Es altamente significativo un dato que proporciona este icono: la mirada de Dios en la zarza. No mira a Moisés cuando se está descalzando, quedando anclado en el momento de ese encuentro sino que la mirada de Dios se dirige a Moisés cuando comienza a descender del Horeb (Ex 3) De lo que se podrían considerar algunos aspectos:


    a) Mirada de amor

    La mirada de Dios es mirada amorosa, de protección y Compañía, atenta a Moisés, atenta a esa mirada a la vida concreta del hombre que Él ha enviado a una misión salvífica. No estamos solos, ¡nunca estamos solos!, Dios mira y acompaña. No estamos solos: aunque se experimenten multitud de rupturas, de decepciones, de desafíos, de persecuciones, y uno esté solo tantas veces, sin la experiencia humana de sentirse arropado o comprendido por alguien, Dios está, Dios mira, Dios acompaña en la misión, Dios va rompiendo la soledad del hombre. Moisés pudo ser enviado porque Dios lo mira siempre con amor acompañándole. Dios no se desentiende del hombre: “Está”, “Es el que es”, “Es el que está con nosotros”.



    b) Mirada benefactora y bondadosa

    La mirada de Dios es siempre benefactora para el hombre. Tanto san Juan de Ávila como san Juan de la Cruz lo sintetizarán diciendo que “el mirar de Dios es amar y hacer mercedes” (CB 19,6).

     En las Escrituras aparecen los ojos de Dios y su mirada como una referencia a la bondad de Dios: “Mira a tu pueblo”, “Inclina tu oído, Señor, y escucha; abre tus ojos, Señor, y mira” (2Re 19,16), “mira mis trabajos y mis penas” (Sal 24,18);  “los ojos del Señor están puestos en sus fieles, en los que esperan en su misericordia” (Sal 32), porque “tu guardián no duerme ni reposa” (Sal 120). Es una mirada de amor que penetra el corazón del hombre: “¿Adónde iré lejos de tu aliento, adónde me escaparé de tu mirada? Si escalo el cielo...” (Sal 138). Lo peor que puede pasar es que Dios deje de mirar, gire su rostro: “Yo tampoco tendré una mirada de piedad” (Ez 10,9).

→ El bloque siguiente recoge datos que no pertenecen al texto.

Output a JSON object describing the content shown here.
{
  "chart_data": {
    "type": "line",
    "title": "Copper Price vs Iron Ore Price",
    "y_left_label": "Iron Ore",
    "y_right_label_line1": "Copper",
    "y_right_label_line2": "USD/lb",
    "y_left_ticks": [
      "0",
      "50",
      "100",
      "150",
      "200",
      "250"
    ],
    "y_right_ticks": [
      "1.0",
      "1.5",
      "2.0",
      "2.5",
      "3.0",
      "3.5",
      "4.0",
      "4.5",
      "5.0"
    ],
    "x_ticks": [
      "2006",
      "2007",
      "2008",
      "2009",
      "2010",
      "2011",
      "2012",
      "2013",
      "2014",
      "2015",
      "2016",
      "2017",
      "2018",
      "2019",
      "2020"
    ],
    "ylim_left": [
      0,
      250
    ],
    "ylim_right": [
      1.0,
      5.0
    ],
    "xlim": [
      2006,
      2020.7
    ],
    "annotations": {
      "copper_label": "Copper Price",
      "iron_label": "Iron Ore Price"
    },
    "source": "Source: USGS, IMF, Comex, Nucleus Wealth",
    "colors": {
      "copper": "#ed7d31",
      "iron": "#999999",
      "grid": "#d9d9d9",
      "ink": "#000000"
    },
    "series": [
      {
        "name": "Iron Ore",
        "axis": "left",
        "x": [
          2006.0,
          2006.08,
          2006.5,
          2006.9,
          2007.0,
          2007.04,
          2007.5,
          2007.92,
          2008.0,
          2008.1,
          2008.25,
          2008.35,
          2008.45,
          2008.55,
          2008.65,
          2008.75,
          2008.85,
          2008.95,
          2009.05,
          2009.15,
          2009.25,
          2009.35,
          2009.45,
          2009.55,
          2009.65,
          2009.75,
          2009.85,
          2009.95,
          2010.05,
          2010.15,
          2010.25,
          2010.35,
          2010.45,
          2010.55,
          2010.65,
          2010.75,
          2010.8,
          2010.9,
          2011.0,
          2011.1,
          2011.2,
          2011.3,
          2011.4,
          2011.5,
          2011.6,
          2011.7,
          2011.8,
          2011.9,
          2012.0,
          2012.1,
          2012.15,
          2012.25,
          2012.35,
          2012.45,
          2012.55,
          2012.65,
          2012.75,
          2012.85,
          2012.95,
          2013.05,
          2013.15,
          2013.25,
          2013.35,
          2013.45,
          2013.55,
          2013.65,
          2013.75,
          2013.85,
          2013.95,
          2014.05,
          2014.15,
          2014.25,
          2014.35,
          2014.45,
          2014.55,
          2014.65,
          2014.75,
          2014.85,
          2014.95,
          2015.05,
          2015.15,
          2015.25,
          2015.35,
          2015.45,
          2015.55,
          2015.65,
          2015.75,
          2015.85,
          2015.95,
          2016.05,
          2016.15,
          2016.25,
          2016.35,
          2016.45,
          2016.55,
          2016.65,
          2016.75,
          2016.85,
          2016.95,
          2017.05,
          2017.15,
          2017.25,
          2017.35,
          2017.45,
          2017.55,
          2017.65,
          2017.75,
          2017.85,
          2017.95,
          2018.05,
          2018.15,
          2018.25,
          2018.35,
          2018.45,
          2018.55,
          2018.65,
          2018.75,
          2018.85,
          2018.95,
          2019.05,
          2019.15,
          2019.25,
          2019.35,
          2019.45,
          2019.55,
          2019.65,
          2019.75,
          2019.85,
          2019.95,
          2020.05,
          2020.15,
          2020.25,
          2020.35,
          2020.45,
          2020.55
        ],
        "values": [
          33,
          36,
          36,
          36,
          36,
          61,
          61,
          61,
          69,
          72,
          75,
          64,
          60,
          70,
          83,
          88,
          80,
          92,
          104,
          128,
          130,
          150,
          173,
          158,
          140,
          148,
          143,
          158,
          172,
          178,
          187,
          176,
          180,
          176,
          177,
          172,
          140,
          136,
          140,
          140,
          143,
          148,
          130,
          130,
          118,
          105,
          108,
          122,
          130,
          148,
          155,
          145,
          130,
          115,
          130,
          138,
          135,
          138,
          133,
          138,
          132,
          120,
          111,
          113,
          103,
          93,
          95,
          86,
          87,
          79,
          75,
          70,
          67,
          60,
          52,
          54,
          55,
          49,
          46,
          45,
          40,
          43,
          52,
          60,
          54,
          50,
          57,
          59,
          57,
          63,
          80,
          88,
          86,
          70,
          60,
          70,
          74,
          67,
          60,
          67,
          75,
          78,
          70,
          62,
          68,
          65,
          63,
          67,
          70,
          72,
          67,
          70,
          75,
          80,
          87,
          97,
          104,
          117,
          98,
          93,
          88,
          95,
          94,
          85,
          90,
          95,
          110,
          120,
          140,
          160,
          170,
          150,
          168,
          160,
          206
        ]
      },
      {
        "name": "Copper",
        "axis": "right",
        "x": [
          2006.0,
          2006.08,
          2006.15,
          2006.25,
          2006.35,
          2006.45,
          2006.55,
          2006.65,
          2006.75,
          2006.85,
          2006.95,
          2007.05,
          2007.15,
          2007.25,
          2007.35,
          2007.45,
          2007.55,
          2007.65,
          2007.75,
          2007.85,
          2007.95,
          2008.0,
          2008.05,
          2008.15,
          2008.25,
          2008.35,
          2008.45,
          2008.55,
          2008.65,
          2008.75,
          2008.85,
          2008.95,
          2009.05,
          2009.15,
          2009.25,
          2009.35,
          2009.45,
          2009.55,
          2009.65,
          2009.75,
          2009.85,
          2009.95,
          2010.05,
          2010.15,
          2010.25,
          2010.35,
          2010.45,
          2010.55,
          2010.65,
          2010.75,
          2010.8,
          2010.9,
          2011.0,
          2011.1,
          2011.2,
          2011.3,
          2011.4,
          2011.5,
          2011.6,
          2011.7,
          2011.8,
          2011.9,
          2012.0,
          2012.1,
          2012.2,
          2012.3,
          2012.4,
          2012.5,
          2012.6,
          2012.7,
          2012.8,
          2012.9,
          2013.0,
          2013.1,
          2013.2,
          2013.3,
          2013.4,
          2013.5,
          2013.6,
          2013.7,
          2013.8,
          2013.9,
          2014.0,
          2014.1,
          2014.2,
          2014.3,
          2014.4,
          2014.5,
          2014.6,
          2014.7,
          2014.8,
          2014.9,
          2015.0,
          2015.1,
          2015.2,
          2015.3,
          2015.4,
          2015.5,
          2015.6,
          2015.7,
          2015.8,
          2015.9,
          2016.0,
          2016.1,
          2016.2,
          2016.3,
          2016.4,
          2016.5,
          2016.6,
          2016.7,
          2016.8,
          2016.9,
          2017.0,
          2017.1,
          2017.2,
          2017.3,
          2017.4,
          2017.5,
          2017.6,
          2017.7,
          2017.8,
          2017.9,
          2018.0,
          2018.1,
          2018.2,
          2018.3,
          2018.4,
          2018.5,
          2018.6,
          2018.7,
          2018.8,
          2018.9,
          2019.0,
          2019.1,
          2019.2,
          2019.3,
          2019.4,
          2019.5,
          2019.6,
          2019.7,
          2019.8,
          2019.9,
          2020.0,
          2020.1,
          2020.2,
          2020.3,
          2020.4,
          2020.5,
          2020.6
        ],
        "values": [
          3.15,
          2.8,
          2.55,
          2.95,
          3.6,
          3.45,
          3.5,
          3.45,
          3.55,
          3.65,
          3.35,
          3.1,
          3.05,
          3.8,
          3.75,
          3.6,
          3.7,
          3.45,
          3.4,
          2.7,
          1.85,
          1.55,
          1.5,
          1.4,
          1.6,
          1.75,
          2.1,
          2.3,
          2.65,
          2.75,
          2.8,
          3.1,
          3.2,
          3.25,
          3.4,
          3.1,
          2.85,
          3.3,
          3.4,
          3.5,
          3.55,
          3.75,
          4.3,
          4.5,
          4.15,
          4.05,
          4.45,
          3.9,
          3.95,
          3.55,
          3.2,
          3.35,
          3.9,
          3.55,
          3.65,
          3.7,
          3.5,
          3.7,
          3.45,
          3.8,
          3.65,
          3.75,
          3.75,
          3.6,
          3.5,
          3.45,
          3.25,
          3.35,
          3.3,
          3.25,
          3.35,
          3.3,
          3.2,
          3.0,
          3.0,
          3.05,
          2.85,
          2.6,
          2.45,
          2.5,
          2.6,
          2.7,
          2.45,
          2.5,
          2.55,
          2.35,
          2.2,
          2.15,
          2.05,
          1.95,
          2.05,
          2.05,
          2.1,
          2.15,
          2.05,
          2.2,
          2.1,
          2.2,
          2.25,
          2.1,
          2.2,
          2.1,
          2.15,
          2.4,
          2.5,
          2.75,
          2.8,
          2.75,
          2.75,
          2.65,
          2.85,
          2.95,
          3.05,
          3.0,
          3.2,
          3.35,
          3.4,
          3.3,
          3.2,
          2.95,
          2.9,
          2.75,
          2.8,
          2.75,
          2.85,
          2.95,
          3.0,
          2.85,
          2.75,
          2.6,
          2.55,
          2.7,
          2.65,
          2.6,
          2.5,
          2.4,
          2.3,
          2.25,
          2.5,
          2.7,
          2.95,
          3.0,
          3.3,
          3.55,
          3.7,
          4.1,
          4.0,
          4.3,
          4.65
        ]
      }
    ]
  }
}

La mayor mirada, la más impactante, la de Jesucristo encarnado: “lo miró y lo amó” (al joven rico), “lo miró con cariño” (Mc 10,21).


    c) Mirada providente hacia el futuro

    La tercera anotación: la mirada de Dios es una mirada al futuro, porque Dios es el Dios de las promesas, del futuro, de la Alianza (cf. Rm 9, 4) que Él va a llevar a plenitud; siendo Alfa es también Omega (Ap 22,13). Dios mira a Moisés que desciende, mira y acompaña a su pueblo encaminándolo a un futuro de plenitud, ¡su pueblo elegido!, para que haga el éxodo y conducirlo a la Tierra prometida, imagen y tipo del Cristo total, Cabeza y Cuerpo. Con razón san Pablo llamará a Dios “el Dios de la esperanza” (Rm 15,13). Él no es Dios de muertos sino de vivos (Lc 20,3), es el Dios de las promesas, El Que mira siempre adelante y conduce más allá –duc in altum!, mar adentro- a su pueblo. Es Aquél que da “un porvenir y una esperanza” (Jr 29,11), que promete “unos cielos nuevos y una tierra nueva” (Ap 21,1).

    Es Dios del futuro, de la esperanza:

     “Un tercer elemento que se extiende a través de todo el pensamiento bíblico: ese Dios es el Dios de la promesa. No es un poder de la naturaleza en cuya epifanía se revela el eterno poder de la naturaleza, el eterno “muere y vivirás”; no es un Dios que orienta al hombre hacia lo eternamente idéntico del círculo cósmico, sino a lo venidero, a aquello hacia lo que se dirige la historia, a su término y meta definitivos; es el Dios de la esperanza en lo venidero. Ésta es una dirección irreversible” (Ratzinger, Introducción al cristianismo, pp. 96-97).